Module, what does "with type" do?

Question

module type ORDER = sig 
  type t 
  val leq : t -> t -> bool
  val equal : t -> t -> bool
end 

module Int:ORDER with type t = int = struct
  type t = int
  let leq = (<=)
  let equal = (=)
end

Can someone explain to me this line :

    module Int:ORDER with type t = int = struct
    this --> with type t = int 

I've tried without it :

Int.equal 3 3
Line 1, characters 10-11:
Error: This expression has type int but an expression was expected of type
         Int.t

I can see what "It does", but I'm unable to explain it in words what it is happening, thank you

Answer 1

The colon operator in a module expression isn't just a signature constraint, it's also an abstraction construct.
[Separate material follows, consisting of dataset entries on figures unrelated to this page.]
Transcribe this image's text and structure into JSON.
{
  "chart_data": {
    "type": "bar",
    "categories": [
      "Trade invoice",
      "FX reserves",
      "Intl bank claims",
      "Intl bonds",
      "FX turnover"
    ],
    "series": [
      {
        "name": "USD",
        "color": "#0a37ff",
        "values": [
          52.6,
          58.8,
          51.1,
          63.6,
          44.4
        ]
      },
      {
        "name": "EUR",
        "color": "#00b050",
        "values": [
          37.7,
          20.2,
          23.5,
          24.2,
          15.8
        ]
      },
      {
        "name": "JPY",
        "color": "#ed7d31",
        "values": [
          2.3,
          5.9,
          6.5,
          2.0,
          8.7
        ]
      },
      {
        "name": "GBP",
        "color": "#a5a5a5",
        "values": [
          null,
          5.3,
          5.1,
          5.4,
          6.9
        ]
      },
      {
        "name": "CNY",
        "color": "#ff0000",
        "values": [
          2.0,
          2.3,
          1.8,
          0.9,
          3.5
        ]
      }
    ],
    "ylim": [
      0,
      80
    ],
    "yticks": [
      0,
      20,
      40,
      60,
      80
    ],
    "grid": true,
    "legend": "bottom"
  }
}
M : S requires the module M to have the signature S, and tells the compiler to forget everything about typing of M except for what is specified in S. This is where abstraction is born.

Given the definition module Int: S = struct … end (which is syntactic sugar for module S = (struct … end : S)), all the compiler knows about the types of elements of Int is what is recorded in S. If S is ORDER, its type t is abstract, and therefore Int.t is an abstract type: the fac that Int.t is actually an alias for int is hidden. Hiding the real implementation of a type is exactly what abstract types are about.

The signature that is actually desired for Int is

sig
  type t = int
  val leq : t -> t -> bool
  val equal : t -> t -> bool
end

This is almost exactly the signature called ORDER, but with the type t being an alias for int rather than abstract. The with type construct allows using the name ORDER to construct the module type expression above. Given the definition of ORDER, writing

module Int : ORDER with type t = int = struct … end

is equivalent to writing

module Int : sig
  type t = int
  val leq : t -> t -> bool
  val equal : t -> t -> bool
end = struct … end

Since the type Int.t is transparently equal to int, it can be used interchangeably with int.

A ORDER signature is mostly useful to pass the type to functors like Set and Map that build data structures that rely on an ordering relation for their elements. The data structure only depends on the abstract properties of the order relation, but the code that uses the data structure can still be aware of the type of the elements (thanks to another with type constraint, this one equating the type of data structure elements with the type of the functor argument). See “functors and type abstraction” in the language introduction.